6.7 KiB
6.7 KiB
Model Zoo and Baselines
Hardware
- 8 NVIDIA V100 GPUs
Software
- PyTorch version: 1.0.0a0+dd2c487
- CUDA 9.2
- CUDNN 7.1
- NCCL 2.2.13-1
End-to-end Faster and Mask R-CNN baselines
All the baselines were trained using the exact same experimental setup as in Detectron. We initialize the detection models with ImageNet weights from Caffe2, the same as used by Detectron.
The pre-trained models are available in the link in the model id.

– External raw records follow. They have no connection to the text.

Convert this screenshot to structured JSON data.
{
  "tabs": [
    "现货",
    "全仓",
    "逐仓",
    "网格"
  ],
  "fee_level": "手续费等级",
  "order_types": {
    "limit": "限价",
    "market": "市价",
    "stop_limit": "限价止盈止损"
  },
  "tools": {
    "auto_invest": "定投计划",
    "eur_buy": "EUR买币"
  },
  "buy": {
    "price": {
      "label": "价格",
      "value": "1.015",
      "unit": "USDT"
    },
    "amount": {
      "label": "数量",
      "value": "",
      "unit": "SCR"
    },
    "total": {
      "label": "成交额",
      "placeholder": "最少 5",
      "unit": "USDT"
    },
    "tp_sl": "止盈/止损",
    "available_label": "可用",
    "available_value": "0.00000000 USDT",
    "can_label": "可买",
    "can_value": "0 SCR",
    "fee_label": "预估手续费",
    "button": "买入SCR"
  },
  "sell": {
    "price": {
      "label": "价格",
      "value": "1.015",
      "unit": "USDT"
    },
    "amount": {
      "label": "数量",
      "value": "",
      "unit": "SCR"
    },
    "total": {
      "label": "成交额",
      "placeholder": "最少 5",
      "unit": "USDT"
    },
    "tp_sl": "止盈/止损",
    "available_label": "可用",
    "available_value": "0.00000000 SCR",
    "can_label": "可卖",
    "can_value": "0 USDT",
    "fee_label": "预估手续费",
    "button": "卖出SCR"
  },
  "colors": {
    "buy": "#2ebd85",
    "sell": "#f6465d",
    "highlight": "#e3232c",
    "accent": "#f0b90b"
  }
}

backbone | type | lr sched | im / gpu | train mem(GB) | train time (s/iter) | total train time(hr) | inference time(s/im) | box AP | mask AP | model id |
---|---|---|---|---|---|---|---|---|---|---|
R-50-C4 | Fast | 1x | 1 | 5.8 | 0.4036 | 20.2 | 0.17130 | 34.8 | - | 6358800 |
R-50-FPN | Fast | 1x | 2 | 4.4 | 0.3530 | 8.8 | 0.12580 | 36.8 | - | 6358793 |
R-101-FPN | Fast | 1x | 2 | 7.1 | 0.4591 | 11.5 | 0.143149 | 39.1 | - | 6358804 |
X-101-32x8d-FPN | Fast | 1x | 1 | 7.6 | 0.7007 | 35.0 | 0.209965 | 41.2 | - | 6358717 |
R-50-C4 | Mask | 1x | 1 | 5.8 | 0.4520 | 22.6 | 0.17796 + 0.028 | 35.6 | 31.5 | 6358801 |
R-50-FPN | Mask | 1x | 2 | 5.2 | 0.4536 | 11.3 | 0.12966 + 0.034 | 37.8 | 34.2 | 6358792 |
R-101-FPN | Mask | 1x | 2 | 7.9 | 0.5665 | 14.2 | 0.15384 + 0.034 | 40.1 | 36.1 | 6358805 |
X-101-32x8d-FPN | Mask | 1x | 1 | 7.8 | 0.7562 | 37.8 | 0.21739 + 0.034 | 42.2 | 37.8 | 6358718 |
For person keypoint detection:
backbone | type | lr sched | im / gpu | train mem(GB) | train time (s/iter) | total train time(hr) | inference time(s/im) | box AP | keypoint AP | model id |
---|---|---|---|---|---|---|---|---|---|---|
R-50-FPN | Keypoint | 1x | 2 | 5.7 | 0.3771 | 9.4 | 0.10941 | 53.7 | 64.3 | 9981060 |
Light-weight Model baselines
We provided pre-trained models for selected FBNet models.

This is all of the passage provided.